Schroeder and Fitzpatrick were, alas, in the minority. A study released in May by the Babson Research Group and Pearson revealed Wave to be one of the least popular Web 2.0 tools among professors; fewer than half of respondents had heard of Wave, and not even 5 percent used it. The number of adopters in academe was “not as many as we had hoped,” a Google spokesman told Inside Higher Ed on Thursday. He would not say what specific criticisms Google had heard from its academic customers about Wave. (Joshua Kim, an Inside Higher Ed blogger on educational technology, suggests that part of the problem may have been too much hype and not enough of a connection between Wave\’s services and what academics most wanted.)

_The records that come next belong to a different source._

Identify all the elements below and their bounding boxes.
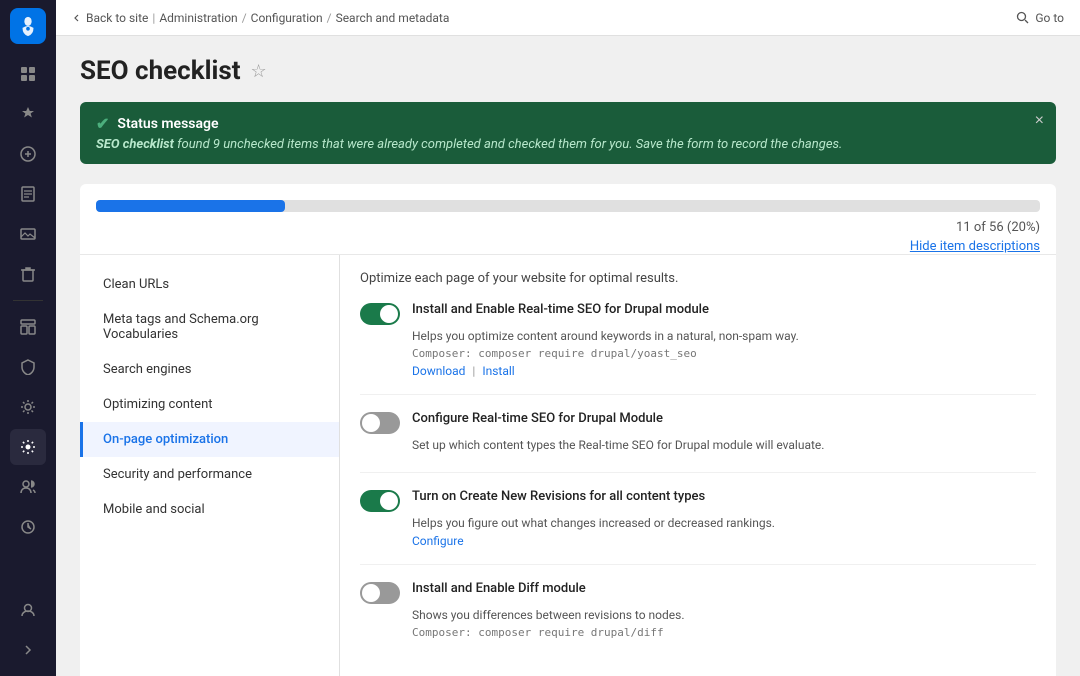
item-1-label: Install and Enable Real-time SEO for Dru… xyxy=(412,302,709,317)
sidebar-item-trash[interactable] xyxy=(10,256,46,292)
nav-item-optimizing-content[interactable]: Optimizing content xyxy=(80,387,339,422)
content-intro: Optimize each page of your website for o… xyxy=(360,271,1036,286)
item-2-desc: Set up which content types the Real-time… xyxy=(412,438,1036,452)
checklist-item-2: Configure Real-time SEO for Drupal Modul… xyxy=(360,411,1036,473)
sidebar-divider-1 xyxy=(13,300,43,301)
sidebar-item-structure[interactable] xyxy=(10,309,46,345)
back-to-site-link[interactable]: Back to site xyxy=(72,11,148,25)
sidebar xyxy=(0,0,56,676)
progress-stats: 11 of 56 (20%) xyxy=(96,220,1040,235)
breadcrumb-config[interactable]: Configuration xyxy=(251,11,323,25)
item-3-configure-link[interactable]: Configure xyxy=(412,534,464,548)
sidebar-item-account[interactable] xyxy=(10,592,46,628)
checklist-content: Optimize each page of your website for o… xyxy=(340,255,1056,676)
item-1-composer: Composer: composer require drupal/yoast_… xyxy=(412,347,1036,360)
page-content: SEO checklist ☆ ✔ Status message SEO che… xyxy=(56,36,1080,676)
breadcrumb-current: Search and metadata xyxy=(336,11,450,25)
status-body: SEO checklist found 9 unchecked items th… xyxy=(96,137,1040,152)
hide-descriptions-button[interactable]: Hide item descriptions xyxy=(96,239,1040,254)
status-message: ✔ Status message SEO checklist found 9 u… xyxy=(80,102,1056,164)
favorite-star-icon[interactable]: ☆ xyxy=(251,61,267,82)
item-3-links: Configure xyxy=(412,534,1036,548)
checklist-item-4: Install and Enable Diff module Shows you… xyxy=(360,581,1036,659)
item-1-download-link[interactable]: Download xyxy=(412,364,465,378)
toggle-item-1[interactable] xyxy=(360,303,400,325)
sidebar-item-config[interactable] xyxy=(10,429,46,465)
sidebar-item-grid[interactable] xyxy=(10,56,46,92)
nav-item-clean-urls[interactable]: Clean URLs xyxy=(80,267,339,302)
nav-item-security-performance[interactable]: Security and performance xyxy=(80,457,339,492)
item-3-label: Turn on Create New Revisions for all con… xyxy=(412,489,705,504)
item-2-label: Configure Real-time SEO for Drupal Modul… xyxy=(412,411,663,426)
sidebar-item-content[interactable] xyxy=(10,176,46,212)
checklist-wrapper: 11 of 56 (20%) Hide item descriptions Cl… xyxy=(80,184,1056,676)
toggle-item-3[interactable] xyxy=(360,490,400,512)
sidebar-item-collapse[interactable] xyxy=(10,632,46,668)
page-title: SEO checklist xyxy=(80,56,241,86)
checklist-nav: Clean URLs Meta tags and Schema.org Voca… xyxy=(80,255,340,676)
check-circle-icon: ✔ xyxy=(96,114,109,133)
breadcrumb: Back to site | Administration / Configur… xyxy=(72,11,449,25)
item-4-composer: Composer: composer require drupal/diff xyxy=(412,626,1036,639)
toggle-item-2[interactable] xyxy=(360,412,400,434)
sidebar-item-people[interactable] xyxy=(10,469,46,505)
nav-item-meta-tags[interactable]: Meta tags and Schema.org Vocabularies xyxy=(80,302,339,352)
sidebar-item-reports[interactable] xyxy=(10,509,46,545)
sidebar-logo[interactable] xyxy=(10,8,46,44)
checklist-layout: Clean URLs Meta tags and Schema.org Voca… xyxy=(80,255,1056,676)
nav-item-mobile-social[interactable]: Mobile and social xyxy=(80,492,339,527)
breadcrumb-sep-1: | xyxy=(152,11,155,25)
sidebar-item-star[interactable] xyxy=(10,96,46,132)
status-title: ✔ Status message xyxy=(96,114,1040,133)
sidebar-item-shield[interactable] xyxy=(10,349,46,385)
goto-button[interactable]: Go to xyxy=(1016,11,1064,25)
status-close-button[interactable]: × xyxy=(1035,112,1044,130)
topnav: Back to site | Administration / Configur… xyxy=(56,0,1080,36)
sidebar-item-media[interactable] xyxy=(10,216,46,252)
progress-bar-fill xyxy=(96,200,285,212)
sidebar-item-extend[interactable] xyxy=(10,389,46,425)
item-1-install-link[interactable]: Install xyxy=(482,364,514,378)
item-1-links: Download | Install xyxy=(412,364,1036,378)
progress-wrapper: 11 of 56 (20%) Hide item descriptions xyxy=(80,184,1056,255)
page-title-row: SEO checklist ☆ xyxy=(80,56,1056,86)
breadcrumb-sep-2: / xyxy=(242,11,247,25)
item-1-desc: Helps you optimize content around keywor… xyxy=(412,329,1036,343)
breadcrumb-sep-3: / xyxy=(327,11,332,25)
main-area: Back to site | Administration / Configur… xyxy=(56,0,1080,676)
progress-bar-container xyxy=(96,200,1040,212)
checklist-item-3: Turn on Create New Revisions for all con… xyxy=(360,489,1036,565)
checklist-item-1: Install and Enable Real-time SEO for Dru… xyxy=(360,302,1036,395)
sidebar-bottom xyxy=(10,592,46,668)
item-4-label: Install and Enable Diff module xyxy=(412,581,586,596)
nav-item-on-page-optimization[interactable]: On-page optimization xyxy=(80,422,339,457)
toggle-item-4[interactable] xyxy=(360,582,400,604)
breadcrumb-admin[interactable]: Administration xyxy=(159,11,237,25)
nav-item-search-engines[interactable]: Search engines xyxy=(80,352,339,387)
item-4-desc: Shows you differences between revisions … xyxy=(412,608,1036,622)
item-3-desc: Helps you figure out what changes increa… xyxy=(412,516,1036,530)
item-1-link-sep: | xyxy=(472,364,475,378)
sidebar-item-create[interactable] xyxy=(10,136,46,172)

“The platform was too complicated and too clunky for most users and uses, and it didn\’t integrate well with the ways people actually use the web today, nor did it fill a gap that wasn\’t being served by other technologies,” offers Fitzpatrick, noting that she was nevertheless saddened to hear Google had decided to shut it down.

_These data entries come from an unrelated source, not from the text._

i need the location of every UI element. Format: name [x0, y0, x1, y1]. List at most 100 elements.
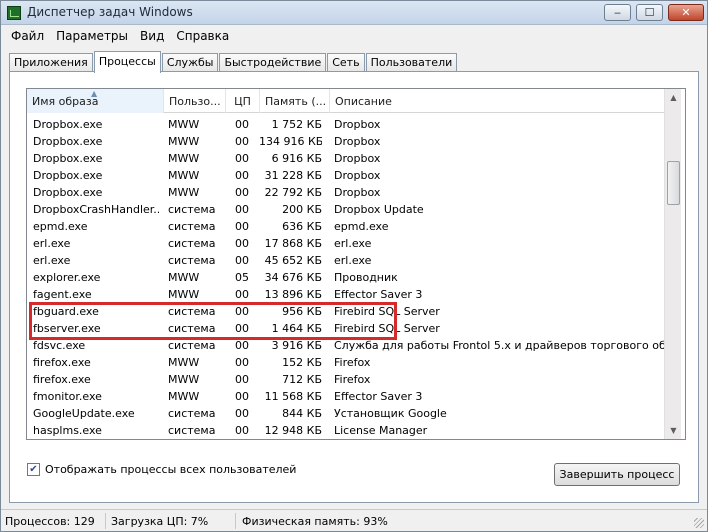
menu-file[interactable]: Файл	[5, 29, 50, 43]
process-row[interactable]: Dropbox.exe MWW 00 22 792 КБ Dropbox	[27, 185, 664, 202]
process-name: Dropbox.exe	[33, 118, 103, 131]
process-cpu: 00	[235, 356, 249, 369]
process-user: система	[168, 339, 216, 352]
menu-help[interactable]: Справка	[170, 29, 235, 43]
process-user: система	[168, 424, 216, 437]
window-title: Диспетчер задач Windows	[27, 5, 193, 19]
process-description: epmd.exe	[334, 220, 389, 233]
process-row[interactable]: Dropbox.exe MWW 00 134 916 КБ Dropbox	[27, 134, 664, 151]
process-cpu: 00	[235, 407, 249, 420]
process-user: система	[168, 407, 216, 420]
close-button[interactable]: ✕	[668, 4, 704, 21]
process-cpu: 00	[235, 220, 249, 233]
list-header: ▲ Имя образа Пользо... ЦП Память (... Оп…	[27, 89, 664, 113]
process-memory: 13 896 КБ	[264, 288, 322, 301]
tab-applications[interactable]: Приложения	[9, 53, 93, 72]
column-user[interactable]: Пользо...	[164, 89, 226, 113]
maximize-button[interactable]: ☐	[636, 4, 663, 21]
process-name: erl.exe	[33, 254, 71, 267]
process-cpu: 00	[235, 424, 249, 437]
process-memory: 636 КБ	[282, 220, 322, 233]
menu-bar: Файл Параметры Вид Справка	[1, 26, 707, 46]
process-memory: 152 КБ	[282, 356, 322, 369]
process-name: firefox.exe	[33, 356, 91, 369]
tab-networking[interactable]: Сеть	[327, 53, 365, 72]
process-memory: 34 676 КБ	[264, 271, 322, 284]
process-name: Dropbox.exe	[33, 169, 103, 182]
process-list[interactable]: ▲ Имя образа Пользо... ЦП Память (... Оп…	[26, 88, 686, 440]
process-row[interactable]: explorer.exe MWW 05 34 676 КБ Проводник	[27, 270, 664, 287]
process-description: Dropbox	[334, 152, 381, 165]
process-row[interactable]: erl.exe система 00 17 868 КБ erl.exe	[27, 236, 664, 253]
show-all-users-option[interactable]: ✔ Отображать процессы всех пользователей	[27, 463, 296, 476]
process-user: MWW	[168, 169, 200, 182]
process-name: DropboxCrashHandler....	[33, 203, 159, 216]
column-image-name[interactable]: ▲ Имя образа	[27, 89, 164, 113]
process-row[interactable]: hasplms.exe система 00 12 948 КБ License Man…	[27, 423, 664, 439]
process-user: MWW	[168, 288, 200, 301]
column-description[interactable]: Описание	[330, 89, 664, 113]
process-row[interactable]: Dropbox.exe MWW 00 31 228 КБ Dropbox	[27, 168, 664, 185]
scroll-up-icon[interactable]: ▲	[665, 89, 682, 106]
vertical-scrollbar[interactable]: ▲ ▼	[664, 89, 681, 439]
menu-view[interactable]: Вид	[134, 29, 170, 43]
end-process-button[interactable]: Завершить процесс	[554, 463, 680, 486]
process-cpu: 00	[235, 254, 249, 267]
process-name: epmd.exe	[33, 220, 88, 233]
process-user: MWW	[168, 186, 200, 199]
tab-services[interactable]: Службы	[161, 53, 219, 72]
process-row[interactable]: GoogleUpdate.exe система 00 844 КБ Установщи…	[27, 406, 664, 423]
tab-performance[interactable]: Быстродействие	[219, 53, 327, 72]
process-description: Dropbox	[334, 169, 381, 182]
process-cpu: 00	[235, 288, 249, 301]
column-label: Имя образа	[32, 95, 99, 108]
process-memory: 11 568 КБ	[264, 390, 322, 403]
task-manager-icon	[7, 6, 21, 20]
process-user: система	[168, 254, 216, 267]
process-memory: 1 752 КБ	[271, 118, 322, 131]
process-name: fmonitor.exe	[33, 390, 102, 403]
tab-users[interactable]: Пользователи	[365, 53, 458, 72]
tab-processes[interactable]: Процессы	[93, 51, 161, 73]
process-row[interactable]: fmonitor.exe MWW 00 11 568 КБ Effector Saver…	[27, 389, 664, 406]
process-row[interactable]: fdsvc.exe система 00 3 916 КБ Служба для раб…	[27, 338, 664, 355]
column-cpu[interactable]: ЦП	[226, 89, 260, 113]
process-user: MWW	[168, 152, 200, 165]
process-description: Effector Saver 3	[334, 288, 423, 301]
process-description: Dropbox	[334, 135, 381, 148]
process-description: Проводник	[334, 271, 398, 284]
show-all-users-checkbox[interactable]: ✔	[27, 463, 40, 476]
status-cpu-usage: Загрузка ЦП: 7%	[111, 515, 209, 528]
status-bar: Процессов: 129 Загрузка ЦП: 7% Физическа…	[1, 509, 707, 531]
process-description: Firefox	[334, 356, 371, 369]
process-user: система	[168, 203, 216, 216]
process-row[interactable]: firefox.exe MWW 00 712 КБ Firefox	[27, 372, 664, 389]
process-name: erl.exe	[33, 237, 71, 250]
process-row[interactable]: firefox.exe MWW 00 152 КБ Firefox	[27, 355, 664, 372]
process-cpu: 00	[235, 186, 249, 199]
process-description: Установщик Google	[334, 407, 447, 420]
scroll-thumb[interactable]	[667, 161, 680, 205]
process-memory: 200 КБ	[282, 203, 322, 216]
process-user: MWW	[168, 373, 200, 386]
process-description: Firefox	[334, 373, 371, 386]
process-row[interactable]: erl.exe система 00 45 652 КБ erl.exe	[27, 253, 664, 270]
process-row[interactable]: epmd.exe система 00 636 КБ epmd.exe	[27, 219, 664, 236]
process-memory: 45 652 КБ	[264, 254, 322, 267]
tab-strip: Приложения Процессы Службы Быстродействи…	[9, 51, 458, 73]
sort-ascending-icon: ▲	[91, 89, 98, 98]
process-row[interactable]: Dropbox.exe MWW 00 6 916 КБ Dropbox	[27, 151, 664, 168]
highlight-annotation	[29, 302, 397, 340]
resize-grip-icon[interactable]	[694, 518, 704, 528]
process-name: firefox.exe	[33, 373, 91, 386]
scroll-down-icon[interactable]: ▼	[665, 422, 682, 439]
process-row[interactable]: Dropbox.exe MWW 00 1 752 КБ Dropbox	[27, 117, 664, 134]
minimize-button[interactable]: ‒	[604, 4, 631, 21]
column-memory[interactable]: Память (...	[260, 89, 330, 113]
process-name: hasplms.exe	[33, 424, 102, 437]
menu-options[interactable]: Параметры	[50, 29, 134, 43]
process-row[interactable]: DropboxCrashHandler.... система 00 200 КБ Dr…	[27, 202, 664, 219]
process-name: explorer.exe	[33, 271, 101, 284]
process-memory: 3 916 КБ	[271, 339, 322, 352]
title-bar[interactable]: Диспетчер задач Windows ‒ ☐ ✕	[1, 1, 707, 25]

“My feeling is that Wave was mostly misunderstood, and not least by its own development team,” she says. “If the Wave team had pitched the package differently, it might have succeeded. They described it as a redesign of e-mail, integrating this form of communication with newer social technologies — but that… made it seem as though Wave was meant to be a general-purpose communication technology that everyone would want to adopt.” Realistically, its uses were narrower, she says — group work relating to specific projects, mainly.

Schroeder agrees that the sophistication of the tools in Wave might have scared away some non-techie professors. “For those who took time to learn the capabilities, it was truly a game-changer,” he says. “But for those who could only tolerate a ten-minute learning curve, it was frustrating and confusing.”

Steve Bragaw, a professor of American politics at Sweet Briar College, last fall mused on that Wave might take a bite out of the learning-management market. Bragaw says he still thinks cloud-based learning-management tools are the wave of the future, but that this Wave just did not function well enough to turn those early adopters into evangelists. “It was twitchy, and it crashed a lot,” he says. “If you’re going to use it in the classroom, it’s got to be reliable.”

Still, Bragaw says he thinks there is a market for Wave-like technology on college campuses, and that if a company is able to develop a product that works smoothly and is not so scary to academics, it could gain a following. And he would not be surprised if that company is Google.